Ekonom INDEF Abra Talattov menyebut pemerintah perlu berhati-hati dalam memutuskan menaikan harga BBM khususnya yang bersubsidi. Alih-alih menaikkan harga, Abra menilai pemerintah masih bisa menahan kenaikan tersebut dengan menaikan anggaran.

"Kapasitas dan ruang fiskal kita kalau memang terpaksa menambah kuota itu masih ada, kita lihat kinerja APBN masih surplus sementara belanja juga masih belum signifikan," kata Abra dihubungi, hari ini. 

Meski demikian, ia menyebut kalaupun akan ditambah, pemerintah harus fokus untuk tambahan subsidi Pertalite saja. Dengan asumsi Pertalite bisa bengkak hingga 29 juta kilo liter dari kuota tahun ini 23 juta kilo liter, butuh tambahan anggaran sekitar Rp 100 triliun. Ia menyebut kemungkinan pagunya bergerak menjadi sekitar Rp 600 triliun.

Kenaikan untuk jenis BBM nonsubsidi seperti Pertamax dan lainnya menurut dia memungkinkan dilakukan. Namun, langkah ini bisa diambil jika pemerintah sudah menyediakan regulasi yang mengatur pembatasan penyaluran BBM bersubsidi. Pasalnya, jika kenaikan dilakukan sebelum aturannya terbit, berisiko menyebabkan semakin banyak masyarakat yang beralih ke BBM bersubsidi.

Ia menyebut, alasan pemerintah perlu menghindari kenaikan harga BBM khususnya bersubsidi yakni untuk menopang pemulihan ekonomi. Kenaikan harga menurutnya bakal mengorbankan seluruh upaya dan besarnya anggaran yang sudah dikeluarkan pemerintah beberapa tahun terakhir untuk mendorong pemulihan ekonomi.

"Kenaikan harga khususnya Pertalite berisiko sekali mengganggu proses pemulihan dna ini tidak konsisten dengan tujuan pemerintah di awal untuk menambah defisit yakni untuk menjaga momentum pemulihan ekonomi," kata Abra.

Ekonom CORE Indonesia Yusuf Rendy Manilet menyebut kenaikan harga memberi konsekuensi kenaikan inflasi yang kini sudah merangkak tinggi.

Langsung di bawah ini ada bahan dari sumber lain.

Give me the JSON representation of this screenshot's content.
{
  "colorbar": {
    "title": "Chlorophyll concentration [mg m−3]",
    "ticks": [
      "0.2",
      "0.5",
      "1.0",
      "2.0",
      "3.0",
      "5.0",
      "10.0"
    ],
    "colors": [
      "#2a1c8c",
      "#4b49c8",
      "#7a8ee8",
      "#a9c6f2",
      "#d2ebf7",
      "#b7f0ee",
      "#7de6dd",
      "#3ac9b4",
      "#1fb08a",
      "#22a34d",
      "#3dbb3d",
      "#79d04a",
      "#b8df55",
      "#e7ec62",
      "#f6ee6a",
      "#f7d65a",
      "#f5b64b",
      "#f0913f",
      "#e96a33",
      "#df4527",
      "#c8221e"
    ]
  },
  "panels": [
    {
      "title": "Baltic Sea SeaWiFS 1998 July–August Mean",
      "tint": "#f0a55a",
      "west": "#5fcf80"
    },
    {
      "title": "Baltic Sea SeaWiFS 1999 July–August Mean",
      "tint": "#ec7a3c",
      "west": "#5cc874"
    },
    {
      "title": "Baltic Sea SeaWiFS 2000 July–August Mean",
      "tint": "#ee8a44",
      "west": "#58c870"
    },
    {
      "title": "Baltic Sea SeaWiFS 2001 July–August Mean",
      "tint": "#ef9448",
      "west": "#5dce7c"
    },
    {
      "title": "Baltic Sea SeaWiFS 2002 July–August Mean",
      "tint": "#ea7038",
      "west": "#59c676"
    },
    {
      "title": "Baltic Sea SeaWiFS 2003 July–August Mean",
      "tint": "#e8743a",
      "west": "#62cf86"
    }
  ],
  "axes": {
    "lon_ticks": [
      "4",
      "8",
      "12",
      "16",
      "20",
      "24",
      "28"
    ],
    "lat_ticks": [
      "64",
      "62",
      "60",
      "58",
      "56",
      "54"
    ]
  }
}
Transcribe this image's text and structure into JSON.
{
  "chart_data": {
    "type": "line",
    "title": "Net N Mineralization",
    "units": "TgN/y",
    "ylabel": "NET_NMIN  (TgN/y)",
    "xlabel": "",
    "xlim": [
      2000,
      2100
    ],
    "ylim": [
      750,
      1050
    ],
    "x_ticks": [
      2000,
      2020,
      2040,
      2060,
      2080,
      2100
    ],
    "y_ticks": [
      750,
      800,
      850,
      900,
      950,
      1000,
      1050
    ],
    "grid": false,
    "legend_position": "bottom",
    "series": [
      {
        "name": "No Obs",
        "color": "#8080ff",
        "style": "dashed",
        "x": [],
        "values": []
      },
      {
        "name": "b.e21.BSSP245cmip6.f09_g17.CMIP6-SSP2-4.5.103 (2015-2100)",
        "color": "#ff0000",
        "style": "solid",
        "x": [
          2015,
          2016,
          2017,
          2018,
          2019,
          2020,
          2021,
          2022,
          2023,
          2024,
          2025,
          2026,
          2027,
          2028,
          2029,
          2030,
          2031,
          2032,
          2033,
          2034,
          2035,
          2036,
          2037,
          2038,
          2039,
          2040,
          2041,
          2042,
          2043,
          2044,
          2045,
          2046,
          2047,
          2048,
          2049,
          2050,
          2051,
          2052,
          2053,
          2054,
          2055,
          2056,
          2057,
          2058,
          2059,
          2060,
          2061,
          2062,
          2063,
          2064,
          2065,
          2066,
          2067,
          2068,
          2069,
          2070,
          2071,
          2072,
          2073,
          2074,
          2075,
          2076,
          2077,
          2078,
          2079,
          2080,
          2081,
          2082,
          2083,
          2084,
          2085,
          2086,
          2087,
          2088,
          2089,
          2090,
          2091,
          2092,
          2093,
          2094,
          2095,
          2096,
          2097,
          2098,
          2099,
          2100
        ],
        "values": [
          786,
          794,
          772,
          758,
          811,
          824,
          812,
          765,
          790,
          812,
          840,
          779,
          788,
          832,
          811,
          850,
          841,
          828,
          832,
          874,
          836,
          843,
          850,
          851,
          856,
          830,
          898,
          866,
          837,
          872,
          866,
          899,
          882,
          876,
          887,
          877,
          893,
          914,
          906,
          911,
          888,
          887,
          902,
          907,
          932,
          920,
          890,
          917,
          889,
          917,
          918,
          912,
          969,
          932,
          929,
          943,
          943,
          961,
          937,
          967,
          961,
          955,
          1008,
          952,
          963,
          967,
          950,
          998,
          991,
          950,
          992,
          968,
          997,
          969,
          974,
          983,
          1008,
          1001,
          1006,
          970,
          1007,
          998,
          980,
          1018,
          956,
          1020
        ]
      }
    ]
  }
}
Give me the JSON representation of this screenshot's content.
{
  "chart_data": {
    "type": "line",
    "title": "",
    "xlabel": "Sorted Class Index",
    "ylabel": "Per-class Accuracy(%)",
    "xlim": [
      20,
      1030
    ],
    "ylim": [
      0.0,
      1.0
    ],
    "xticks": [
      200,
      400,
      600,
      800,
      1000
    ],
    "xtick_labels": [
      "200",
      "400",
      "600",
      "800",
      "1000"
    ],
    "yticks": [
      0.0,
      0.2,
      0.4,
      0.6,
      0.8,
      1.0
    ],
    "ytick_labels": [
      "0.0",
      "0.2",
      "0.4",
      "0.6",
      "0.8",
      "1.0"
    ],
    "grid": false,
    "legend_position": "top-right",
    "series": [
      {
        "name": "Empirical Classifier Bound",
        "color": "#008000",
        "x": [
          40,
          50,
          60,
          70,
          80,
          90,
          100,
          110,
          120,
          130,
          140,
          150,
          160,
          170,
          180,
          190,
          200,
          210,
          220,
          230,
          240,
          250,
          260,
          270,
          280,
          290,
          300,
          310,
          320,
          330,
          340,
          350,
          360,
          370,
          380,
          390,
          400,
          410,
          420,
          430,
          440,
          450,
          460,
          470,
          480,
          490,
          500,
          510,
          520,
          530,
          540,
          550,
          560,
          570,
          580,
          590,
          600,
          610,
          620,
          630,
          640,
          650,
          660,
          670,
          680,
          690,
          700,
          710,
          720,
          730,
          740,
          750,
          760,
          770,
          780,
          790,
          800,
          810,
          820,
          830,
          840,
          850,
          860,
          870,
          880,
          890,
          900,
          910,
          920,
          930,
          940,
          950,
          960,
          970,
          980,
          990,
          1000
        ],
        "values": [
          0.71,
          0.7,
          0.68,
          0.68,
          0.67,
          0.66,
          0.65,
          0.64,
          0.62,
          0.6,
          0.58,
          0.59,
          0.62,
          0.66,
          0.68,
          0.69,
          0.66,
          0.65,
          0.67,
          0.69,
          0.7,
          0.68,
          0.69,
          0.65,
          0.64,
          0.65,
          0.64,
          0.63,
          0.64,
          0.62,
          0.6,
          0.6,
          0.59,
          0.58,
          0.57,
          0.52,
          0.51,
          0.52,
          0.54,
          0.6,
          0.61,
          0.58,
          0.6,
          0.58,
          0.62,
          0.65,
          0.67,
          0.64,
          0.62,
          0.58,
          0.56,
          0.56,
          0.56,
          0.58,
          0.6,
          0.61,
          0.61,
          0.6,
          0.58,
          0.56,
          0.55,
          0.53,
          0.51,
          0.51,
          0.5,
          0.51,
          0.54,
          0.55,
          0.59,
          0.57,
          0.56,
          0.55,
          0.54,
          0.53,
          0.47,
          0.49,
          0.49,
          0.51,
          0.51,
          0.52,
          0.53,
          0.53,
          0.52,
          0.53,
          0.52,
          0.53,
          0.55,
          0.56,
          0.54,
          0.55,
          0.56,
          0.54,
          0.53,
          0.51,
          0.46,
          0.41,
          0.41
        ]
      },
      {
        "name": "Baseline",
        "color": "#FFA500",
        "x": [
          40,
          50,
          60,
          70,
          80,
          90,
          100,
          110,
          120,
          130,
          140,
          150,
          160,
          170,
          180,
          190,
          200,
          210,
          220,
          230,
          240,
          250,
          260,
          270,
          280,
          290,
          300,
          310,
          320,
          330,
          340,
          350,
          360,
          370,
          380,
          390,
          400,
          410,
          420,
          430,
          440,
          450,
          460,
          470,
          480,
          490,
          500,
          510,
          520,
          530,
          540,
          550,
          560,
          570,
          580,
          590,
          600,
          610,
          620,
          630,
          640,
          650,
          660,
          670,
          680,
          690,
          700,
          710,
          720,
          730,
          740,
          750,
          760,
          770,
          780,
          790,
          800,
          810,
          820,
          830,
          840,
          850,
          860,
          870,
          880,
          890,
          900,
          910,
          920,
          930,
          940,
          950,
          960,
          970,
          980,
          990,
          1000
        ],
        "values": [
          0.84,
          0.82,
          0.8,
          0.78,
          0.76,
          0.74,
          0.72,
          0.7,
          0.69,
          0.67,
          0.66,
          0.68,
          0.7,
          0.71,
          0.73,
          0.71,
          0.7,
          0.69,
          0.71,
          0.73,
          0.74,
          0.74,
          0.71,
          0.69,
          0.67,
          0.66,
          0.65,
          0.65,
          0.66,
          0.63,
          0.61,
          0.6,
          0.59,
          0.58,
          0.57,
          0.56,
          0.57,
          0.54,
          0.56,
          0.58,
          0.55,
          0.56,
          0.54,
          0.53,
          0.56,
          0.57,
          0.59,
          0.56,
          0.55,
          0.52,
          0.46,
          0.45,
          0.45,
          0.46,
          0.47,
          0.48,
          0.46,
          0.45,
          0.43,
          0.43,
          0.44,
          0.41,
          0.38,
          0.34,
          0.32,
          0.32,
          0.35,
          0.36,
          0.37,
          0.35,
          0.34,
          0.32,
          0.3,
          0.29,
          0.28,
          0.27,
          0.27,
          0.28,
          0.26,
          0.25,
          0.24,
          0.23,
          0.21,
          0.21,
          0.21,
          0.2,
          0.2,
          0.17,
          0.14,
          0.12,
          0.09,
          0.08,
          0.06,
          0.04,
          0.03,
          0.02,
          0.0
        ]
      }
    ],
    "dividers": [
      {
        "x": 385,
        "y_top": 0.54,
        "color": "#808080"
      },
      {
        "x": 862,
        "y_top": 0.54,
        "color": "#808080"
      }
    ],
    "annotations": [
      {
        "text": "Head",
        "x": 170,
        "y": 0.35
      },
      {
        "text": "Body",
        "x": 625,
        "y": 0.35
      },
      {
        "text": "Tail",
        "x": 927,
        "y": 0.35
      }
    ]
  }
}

Karenanya, pemerintah dinilai masih bisa menahan kenaikan harga tersebut dengan menambah anggaran.

Seperti Abra, Yusuf juga melihat pemerintah masih punya ruang untuk menambah anggaran. Perkiraan pemerintah defisit anggaran sampai akhir tahun di 3,92% dari Produk Domestik Bruto (PDB), masih jauh dibawah target tahun ini 4,5% sebagaimana dalam Perpres 98 revisi UU APBN 2022.

Menurutnya, masih ada ruang bagi pemerintah untuk memperlebar defisit bahkan mendekati target. Kalaupun defisit dikerek naik mendekati 4,5%, itu masih akan lebih rendah dari realisasi tahun lalu yang mencapai 4,57% PDB.

"Sikap legowo pemerintah itu untuk membawa defisit lebih besar masih sejalan dengan timeline konsolidasi fiskal pemerintah yang memperbolehkan defisit di atas 3% sampai tahun ini," kata Yusuf.